Mayor Judith Flanagan-Kennedy and Council President Tim Phelan have very different opinions about what to do with a city owned junkyard and tow lot on Harding Street in the designated development zone behind the Lynnway.

Phelan and Councillor at Large Dan Cahill believe the small lot should be sold to the highest bidder as soon as possible.

The mayor disagrees.

“We are still in a depressed real estate market. There is absolutely no need for us to be selling off this property at this time,” she said in a release issued over the weekend.

I beg your pardon. On the contrary, Phelan seemed to say.
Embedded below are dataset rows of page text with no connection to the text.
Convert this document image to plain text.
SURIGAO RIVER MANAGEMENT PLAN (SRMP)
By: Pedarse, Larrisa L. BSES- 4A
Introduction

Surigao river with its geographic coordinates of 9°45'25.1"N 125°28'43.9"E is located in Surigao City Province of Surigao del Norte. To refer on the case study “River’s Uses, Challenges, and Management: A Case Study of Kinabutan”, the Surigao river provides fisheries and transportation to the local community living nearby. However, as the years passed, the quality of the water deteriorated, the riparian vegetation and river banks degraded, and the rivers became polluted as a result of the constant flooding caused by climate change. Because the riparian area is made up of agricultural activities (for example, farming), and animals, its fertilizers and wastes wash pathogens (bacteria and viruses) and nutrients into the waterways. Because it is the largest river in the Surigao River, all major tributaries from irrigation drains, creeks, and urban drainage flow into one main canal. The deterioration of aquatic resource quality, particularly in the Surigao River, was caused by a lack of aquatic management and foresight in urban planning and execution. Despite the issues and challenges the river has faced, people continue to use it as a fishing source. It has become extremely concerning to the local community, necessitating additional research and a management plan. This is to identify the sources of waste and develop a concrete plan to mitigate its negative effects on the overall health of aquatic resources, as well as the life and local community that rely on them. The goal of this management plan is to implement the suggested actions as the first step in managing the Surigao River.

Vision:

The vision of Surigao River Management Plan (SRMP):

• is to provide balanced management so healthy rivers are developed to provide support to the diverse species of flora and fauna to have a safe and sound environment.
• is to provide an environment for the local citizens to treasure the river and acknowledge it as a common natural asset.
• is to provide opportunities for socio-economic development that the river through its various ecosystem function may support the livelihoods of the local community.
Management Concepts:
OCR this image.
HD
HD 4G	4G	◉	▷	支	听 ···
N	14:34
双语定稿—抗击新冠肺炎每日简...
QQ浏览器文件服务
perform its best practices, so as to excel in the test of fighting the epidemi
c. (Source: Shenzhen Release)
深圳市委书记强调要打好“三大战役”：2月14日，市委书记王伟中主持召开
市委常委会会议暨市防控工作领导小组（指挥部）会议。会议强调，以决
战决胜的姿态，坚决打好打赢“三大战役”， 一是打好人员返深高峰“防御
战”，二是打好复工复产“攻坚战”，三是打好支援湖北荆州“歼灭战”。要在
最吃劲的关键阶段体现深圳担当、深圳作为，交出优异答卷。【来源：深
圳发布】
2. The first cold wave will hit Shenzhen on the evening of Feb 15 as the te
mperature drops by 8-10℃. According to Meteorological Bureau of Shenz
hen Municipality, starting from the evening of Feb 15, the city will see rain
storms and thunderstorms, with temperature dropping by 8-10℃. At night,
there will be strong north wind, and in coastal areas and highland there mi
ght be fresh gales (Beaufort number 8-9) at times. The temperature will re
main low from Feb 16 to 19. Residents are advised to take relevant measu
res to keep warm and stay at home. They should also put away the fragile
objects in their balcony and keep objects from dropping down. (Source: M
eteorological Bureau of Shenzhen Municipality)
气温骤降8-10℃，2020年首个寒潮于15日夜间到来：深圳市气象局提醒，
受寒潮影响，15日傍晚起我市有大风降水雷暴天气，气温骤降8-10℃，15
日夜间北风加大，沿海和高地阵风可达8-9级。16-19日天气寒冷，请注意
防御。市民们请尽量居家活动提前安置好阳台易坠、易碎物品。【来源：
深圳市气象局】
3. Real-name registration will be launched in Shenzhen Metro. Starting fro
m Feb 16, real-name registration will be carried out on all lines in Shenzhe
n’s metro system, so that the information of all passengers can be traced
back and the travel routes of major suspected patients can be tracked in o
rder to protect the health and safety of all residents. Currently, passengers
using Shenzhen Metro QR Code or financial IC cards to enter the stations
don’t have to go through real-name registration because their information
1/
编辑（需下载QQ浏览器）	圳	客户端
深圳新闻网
“The city can potentially get out of owning this lot with $150,000 or more to put in the treasury – and then we’d be out of the business of owning a tow lot and junkyard in the midst of what might prove to be one of the city’s major developments in its modern history,” Phelan told the Journal.

Kennedy said selling the lot is premature at best. She said she questioned the timing of the sale.

Phelan expressed frustration that the mayor never expressed any interest in the land until Phelan and Cahill made it clear the council was going to sell it.

“I don’t think an abandoned junkyard owned by the city should be sitting in the middle of the waterfront that the city is trying to develop,” he said.

“I respect the mayor’s opinion. But I wish we had the opportunity to discuss this,” he said.

He said the mayor didn’t act expeditiously with him.

“We would have had that opportunity had she returned my phone calls,” he added.

Phelan said despite calling Flanagan-Kennedy a number of times during the past thre weeks, the mayor had yet to call him back.

This, despite a promise from the mayor’s chief of staff.

“I spoke with Claire Cavanaugh twice last week. She assured me the mayor would call me back. She hasn’t.”

In her release the mayor said Lynn is land poorFlanagan-Kennedy said the land can’t simply be sold, that the transaction is more complex and that the city would have to abandon the property before it could be sold.

Phelan said that if Flanagan-Kennedy vetoes the bill to sell the city owned land, the council could override her decision with eight votes.

Flanagan-Kennedy said selling the land risks its future use.

Phelan repeated his initial belief: “She had no interest in this parcel until the council began to act on it. Even then, she refused to call me back.”